Improper Function Grouping
id: LS10I
title: Improper Function Grouping
baseSeverity: I
category: readability
language: solidity
blockchain: [ethereum]
impact: Misinterpretation and maintenance risks
status: draft
complexity: low
attack_vector: internal
mitigation_difficulty: easy
versions: [">0.6.0", "<0.8.20"]
cwe: CWE-710
swc: SWC-135
📝 Description
- Improper function grouping occurs when related functions are scattered across the contract rather than logically ordered together.
- This issue doesn’t pose a direct security threat but increases cognitive load, reduces maintainability, and may mislead auditors or developers—potentially masking critical logic flaws or violating intended access controls.

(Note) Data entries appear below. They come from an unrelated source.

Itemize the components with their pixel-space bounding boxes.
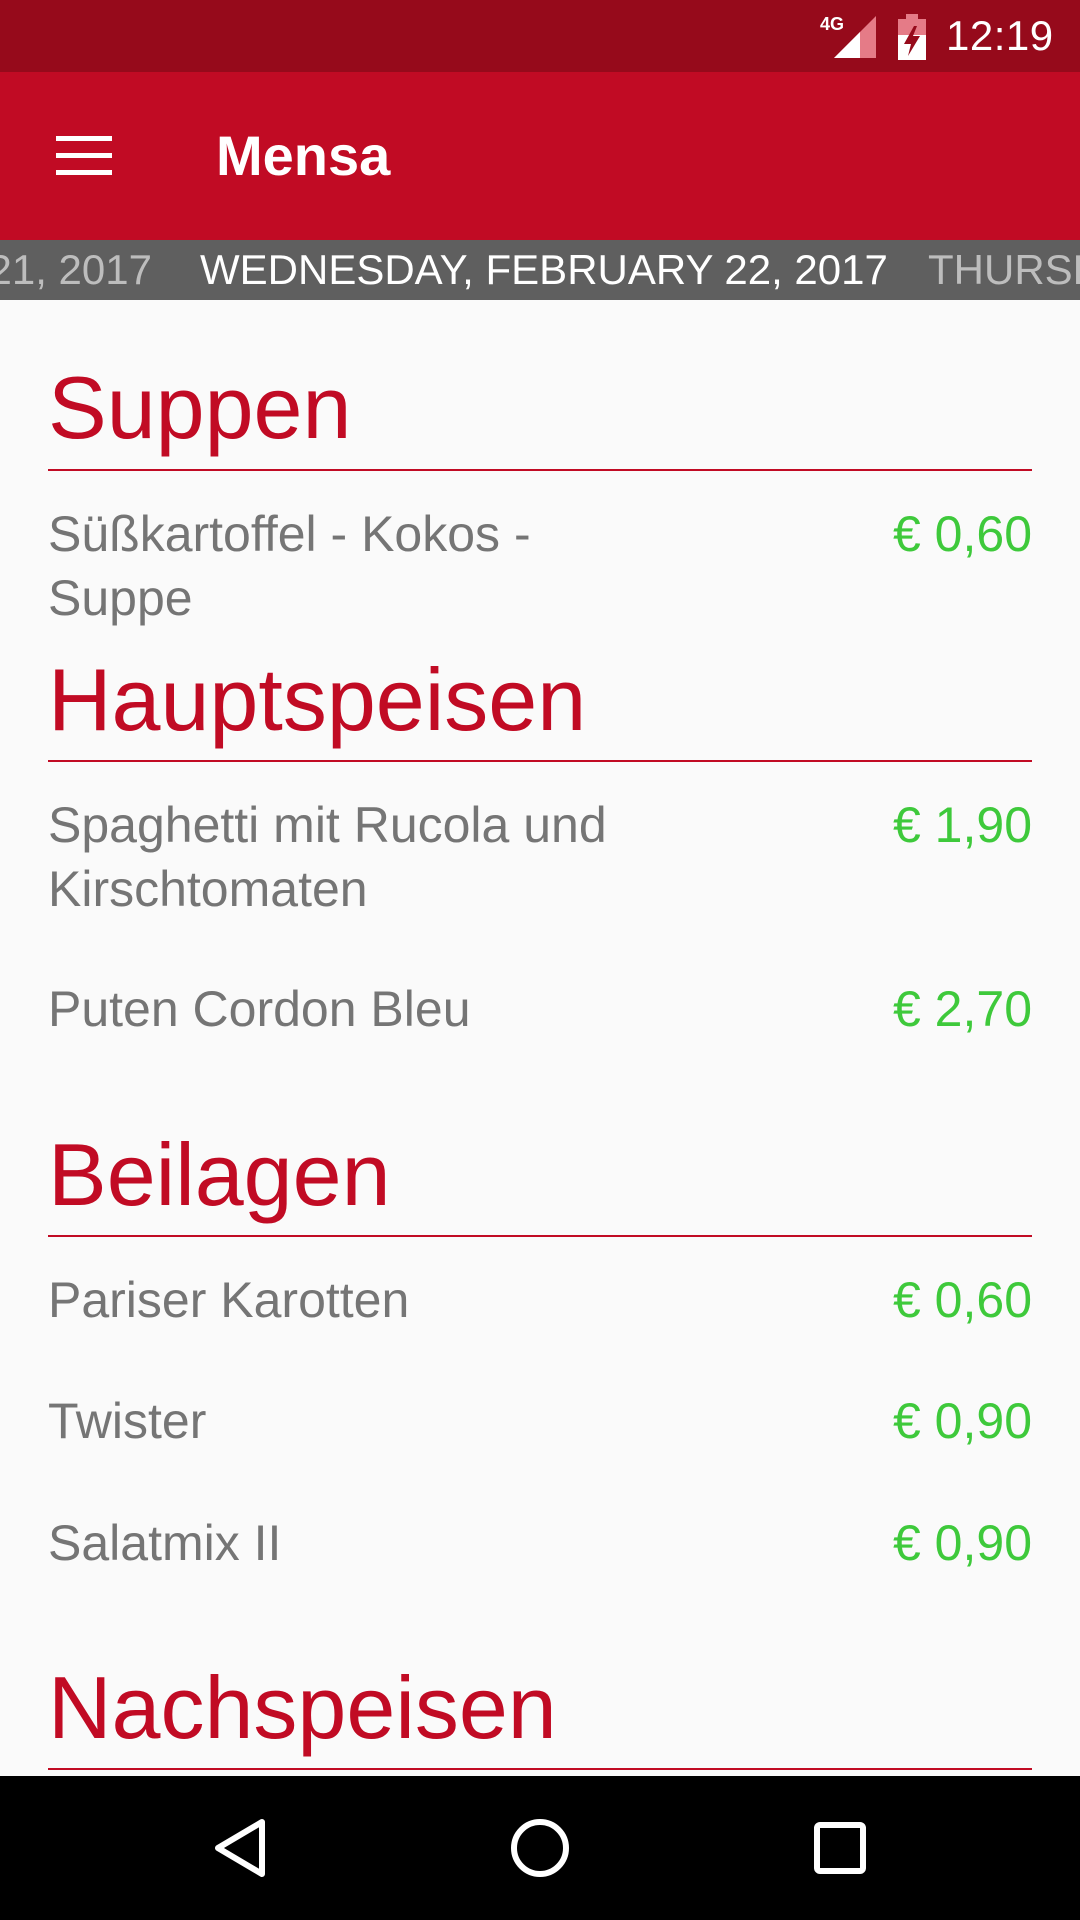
section-title-suppen: Suppen [48,358,352,457]
section-divider [48,1235,1032,1237]
menu-item-name: Süßkartoffel - Kokos - Suppe [48,506,531,626]
date-tab-next[interactable]: THURSD [928,240,1080,300]
date-tab-previous[interactable]: 21, 2017 [0,240,152,300]
network-label: 4G [820,14,844,34]
status-clock: 12:19 [946,12,1054,59]
nav-recents-button[interactable] [792,1800,888,1896]
menu-item-price: € 1,90 [892,797,1032,853]
menu-item-price: € 0,90 [892,1515,1032,1571]
section-divider [48,760,1032,762]
menu-item-name: Salatmix II [48,1515,282,1571]
navigation-menu-button[interactable] [36,108,132,204]
hamburger-menu-icon [56,136,112,175]
home-icon [511,1819,569,1877]
section-divider [48,469,1032,471]
menu-item-name: Twister [48,1393,207,1449]
menu-item-price: € 2,70 [892,981,1032,1037]
status-bar: 4G 12:19 [0,0,1080,72]
back-icon [215,1819,265,1877]
section-title-hauptspeisen: Hauptspeisen [48,650,587,749]
app-title: Mensa [216,124,391,187]
nav-home-button[interactable] [492,1800,588,1896]
menu-item-name: Puten Cordon Bleu [48,981,471,1037]
menu-item-price: € 0,90 [892,1393,1032,1449]
menu-item-name: Pariser Karotten [48,1272,410,1328]
menu-item-price: € 0,60 [892,1272,1032,1328]
menu-item-name: Spaghetti mit Rucola und Kirschtomaten [48,797,607,917]
date-tab-current[interactable]: WEDNESDAY, FEBRUARY 22, 2017 [200,240,888,300]
section-title-beilagen: Beilagen [48,1125,391,1224]
app-bar: Mensa [0,72,1080,240]
menu-list[interactable]: Suppen Süßkartoffel - Kokos - Suppe € 0,… [0,300,1080,1776]
section-divider [48,1768,1032,1770]
signal-4g-icon: 4G [820,14,876,58]
recents-icon [814,1822,866,1874]
menu-item-price: € 0,60 [892,506,1032,562]
section-title-nachspeisen: Nachspeisen [48,1658,557,1757]
battery-charging-icon [898,14,926,60]
nav-back-button[interactable] [192,1800,288,1896]
system-navigation-bar [0,1776,1080,1920]
date-tab-strip[interactable]: 21, 2017 WEDNESDAY, FEBRUARY 22, 2017 TH… [0,240,1080,300]
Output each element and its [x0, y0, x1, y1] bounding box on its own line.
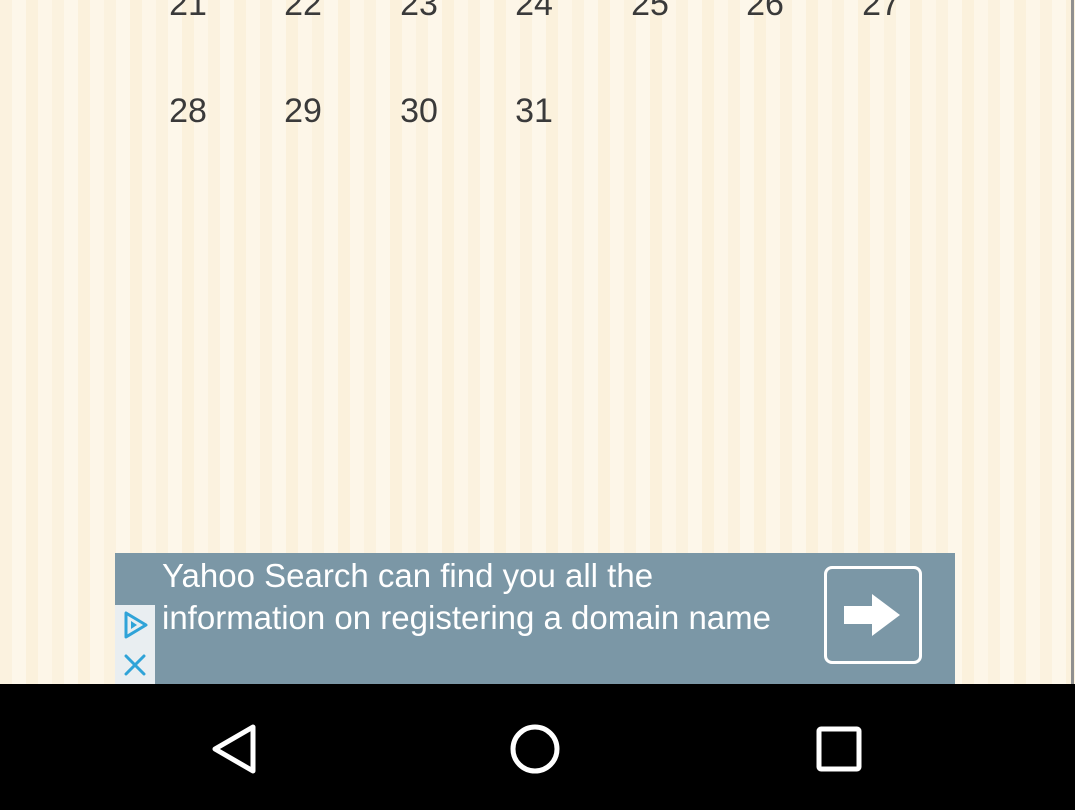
calendar-week-row: 28 29 30 31 [0, 86, 1075, 136]
adchoices-play-icon[interactable] [115, 605, 155, 645]
system-navigation-bar [0, 684, 1075, 810]
calendar-day[interactable]: 27 [841, 0, 921, 29]
calendar-day[interactable]: 25 [610, 0, 690, 29]
close-icon[interactable] [115, 645, 155, 684]
recents-button[interactable] [807, 717, 871, 781]
back-button[interactable] [202, 717, 266, 781]
calendar-day[interactable]: 24 [494, 0, 574, 29]
home-circle-icon [510, 724, 560, 774]
screen: 21 22 23 24 25 26 27 28 29 30 31 Yahoo S… [0, 0, 1075, 810]
calendar-day[interactable]: 22 [263, 0, 343, 29]
arrow-right-icon [844, 594, 900, 636]
ad-text[interactable]: Yahoo Search can find you all the inform… [162, 555, 812, 639]
calendar-day[interactable]: 30 [379, 86, 459, 136]
calendar-day[interactable]: 26 [725, 0, 805, 29]
ad-cta-arrow-button[interactable] [824, 566, 922, 664]
recents-square-icon [816, 726, 862, 772]
calendar-day[interactable]: 28 [148, 86, 228, 136]
home-button[interactable] [503, 717, 567, 781]
back-triangle-icon [212, 724, 256, 774]
calendar-day[interactable]: 23 [379, 0, 459, 29]
scrollbar[interactable] [1071, 0, 1074, 684]
calendar-day[interactable]: 31 [494, 86, 574, 136]
calendar-day[interactable]: 21 [148, 0, 228, 29]
ad-banner[interactable]: Yahoo Search can find you all the inform… [115, 553, 955, 684]
calendar-day[interactable]: 29 [263, 86, 343, 136]
calendar-week-row: 21 22 23 24 25 26 27 [0, 0, 1075, 29]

- Grouping related functions (e.g., external interfaces, internal helpers, modifiers) improves readability, auditing efficiency, and reduces risk of errors in large codebases.
🚨 Vulnerable Code
contract Voting {
function vote(uint256 id) external { /* voting logic */ }
function _resetVotes() internal { /* reset logic */ }
function getVoteCount(uint256 id) public view returns (uint256) { /* getter */ }
function _internalLogic1() internal { /* helper */ }
function initialize() public { /* setup */ }
function _internalLogic2() internal { /* another helper */ }
}
🧪 Exploit Scenario
- Auditor reviews the initialize() function but overlooks _internalLogic2() as it's defined far apart.
- Developer mistakenly adds new logic assuming only _resetVotes() is involved post-initialization.

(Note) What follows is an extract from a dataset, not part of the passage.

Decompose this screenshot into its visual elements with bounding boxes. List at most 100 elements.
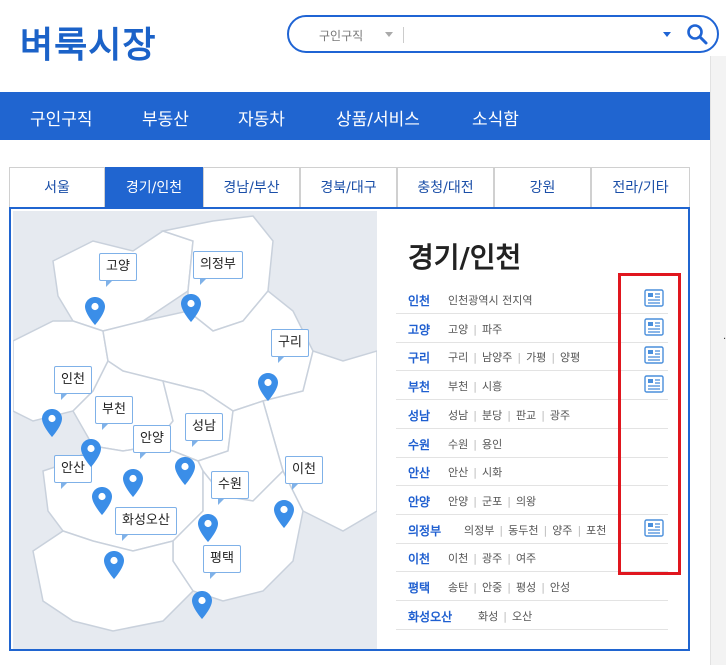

- Hidden state changes in _internalLogic2() go unnoticed during upgrades or code changes.
Assumptions:
- Large contracts with mixed public/private/internal methods interleaved without logical separation.
✅ Fixed Code
contract Voting {
// === External/Public Functions ===
function vote(uint256 id) external { /* voting logic */ }
function getVoteCount(uint256 id) public view returns (uint256) { /* getter */ }
function initialize() public { /* setup */ }
// === Internal Helper Functions ===
function _resetVotes() internal { /* reset logic */ }
function _internalLogic1() internal { /* helper */ }
function _internalLogic2() internal { /* another helper */ }
}
🧭 Contextual Severity
- context: "Default"
severity: L
reasoning: "Poses readability and auditability risk, but no direct user impact."
- context: "Public DeFi Protocol undergoing audits"
severity: M
reasoning: "Poor grouping could obscure critical function flows, risking auditor oversight."
- context: "Simple internal-only contract"
severity: I
reasoning: "Low developer count and minimal external interface reduces any risk of confusion."
🛡️ Prevention
Primary Defenses
- Group functions by visibility: external/public first, internal/private later.
- Cluster related logic (e.g., setup functions, state modifiers) together.
Additional Safeguards
- Use NatSpec for logical grouping and section documentation.
- Enforce ordering through linting rules (e.g., Solhint, Prettier Solidity).
Detection Methods
- Code review with structure guidelines.
- Static analysis tools to check ordering, e.g., Slither custom detectors.
🕰️ Historical Exploits
- Name: Parity Wallet Multisig Bug
- Date: 2017
- Loss: ~$30
- Post-mortem: Link to post-mortem
- Name: Bancor Network Hack
- Date: 2018
- Loss: ~$23.5 million
- Post-mortem: Link to post-mortem
📚 Further Reading
- SWC-100: Function Default Visibility – SWC Registry
- Consensys Diligence: Smart Contract Security Best Practices
✅ Vulnerability Report
id: LS10I
title: Improper Function Grouping
severity: I
score:
impact: 1
exploitability: 0
reachability: 5
complexity: 1
detectability: 4
finalScore: 1.45
📄 Justifications & Analysis
- Impact: No direct security risk, but may lead to bugs during upgrades or misunderstanding of logic.
- Exploitability: No active exploit possible.
- Reachability: Readability impacts every developer and reviewer who interacts with the contract.
- Complexity: Identifying disordered functions is trivial.
- Detectability: Easily detectable via code review and linters, but often ignored.